In between the bangs and the flashes Johns considered the position of Wood. The Harlequins and Lions hooker, having refused to sign the Irish Rugby Football Union contract offered to Ireland's foreign-based players, was this week omitted from the squad for the World Cup qualifiers to be played between 14-21November.

It is the same contract that has been signed by Johns, of Saracens, nine fellow English-based Irishmen and Jeremy Davidson, currently at the French club Castres. Had any other player considered taking the Wood line? "The best answer I can give you," said Johns, "is that we have signed, Keith hasn't. It's not my job to judge on it. I just feel sorry for Keith and his family, because they're under a lot of strain.

"Keith came out to tour South Africa in the summer with his body in bits.
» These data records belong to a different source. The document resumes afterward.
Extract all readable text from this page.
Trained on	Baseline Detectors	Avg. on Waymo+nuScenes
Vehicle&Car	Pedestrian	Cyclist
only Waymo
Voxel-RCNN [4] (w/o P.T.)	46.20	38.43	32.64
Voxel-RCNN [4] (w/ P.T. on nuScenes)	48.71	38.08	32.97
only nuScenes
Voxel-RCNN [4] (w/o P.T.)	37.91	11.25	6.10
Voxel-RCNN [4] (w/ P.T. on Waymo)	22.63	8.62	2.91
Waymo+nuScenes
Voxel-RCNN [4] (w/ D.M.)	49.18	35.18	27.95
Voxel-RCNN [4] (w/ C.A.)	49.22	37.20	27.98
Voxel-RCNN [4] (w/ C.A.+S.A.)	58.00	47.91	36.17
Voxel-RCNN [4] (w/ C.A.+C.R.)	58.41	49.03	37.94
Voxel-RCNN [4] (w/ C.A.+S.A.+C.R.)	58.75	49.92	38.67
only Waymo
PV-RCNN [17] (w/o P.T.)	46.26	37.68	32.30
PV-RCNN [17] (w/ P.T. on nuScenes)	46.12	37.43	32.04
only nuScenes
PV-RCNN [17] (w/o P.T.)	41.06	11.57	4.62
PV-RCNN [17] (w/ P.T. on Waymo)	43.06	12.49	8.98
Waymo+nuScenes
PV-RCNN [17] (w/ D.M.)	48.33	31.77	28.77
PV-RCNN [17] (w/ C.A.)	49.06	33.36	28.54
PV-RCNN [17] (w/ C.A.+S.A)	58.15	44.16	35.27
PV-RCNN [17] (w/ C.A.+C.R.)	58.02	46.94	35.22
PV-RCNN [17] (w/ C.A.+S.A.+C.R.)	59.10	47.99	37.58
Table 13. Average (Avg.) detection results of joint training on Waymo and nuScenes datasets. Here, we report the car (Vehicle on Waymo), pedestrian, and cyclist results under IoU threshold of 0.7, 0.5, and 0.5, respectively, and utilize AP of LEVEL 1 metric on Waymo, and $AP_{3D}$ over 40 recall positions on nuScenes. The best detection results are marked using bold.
He came because he was asked to and the amount of support he gave me as captain, I couldn't thank him enough for. It's important he sorts this out as quickly as possible, the team needs him."

The Rugby World Cup organisers, in a zealous effort to make the qualifying process as inclusive as possible, have pitted each of the home unions, with the exception of the hosts Wales, against two supposedly lesser nations. In each group the top two go through, and the third may make it via a repechage. You can't get much more inclusive than that.

So it is for the next two Saturdays that Johns has Georgia, not to mention Romania, on his mind. "All I know about Georgia," said Johns, "is that they have lost one game in a year, and that was only 31-14 to Italy. They look set to take over from Romania as the main team in the old Eastern bloc. We have to take both threats seriously."

A small army of autograph-hunting children descended on Ireland's unglamorous training camp near Cork in midweek. "Wood's sick", the youngsters were told, though they probably knew as well as anyone that the hooker was fit and well in London, as he had been since he realised it would be pointless to take the flight to Cork he had booked for last Sunday.

It is up to Johns to lead by example. And what an example he set in the Second Test in South Africa in June. Hitherto Johns' reputation had been one of unwavering but understated commitment. At Loftus Versfeld that day, Johns punctuated his play with stand-up fights involving, among others, his opposite number Gary Teichmann. It was the sustained nature of the violence that set the match apart, more so than any other high-level international since, perhaps, France v England in 1992.

Could there be a hangover when Teichmann's tourists come to Lansdowne Road in three weeks? "There was a lot you saw in that match," said Johns, "and a lot you couldn't see. As a player you can either lie down and take it, or you can stand up to it. It wasn't planned but the way things went early on, it was going to happen. They came out to intimidate us. I hope when we meet them this time it's a good clean game and good entertainment for the people who go and watch."

Johns' re-appointment as captain is a source of quiet pride for the 30-year-old Ulsterman. "I played my first cap with the team manager Donal Lenihan, in 1990, and my second cap with Phil Danaher, who is his assistant. The coach Warren Gatland is of a similar age, so we are all on the same wavelength. They know what the players want."

For the first time in his 10-month tenure of the job, Gatland has all his first-choice locks - Johns, Davidson, Malcolm O'Kelly and Mick Galwey - available for selection. He is unlikely to find Johns wanting.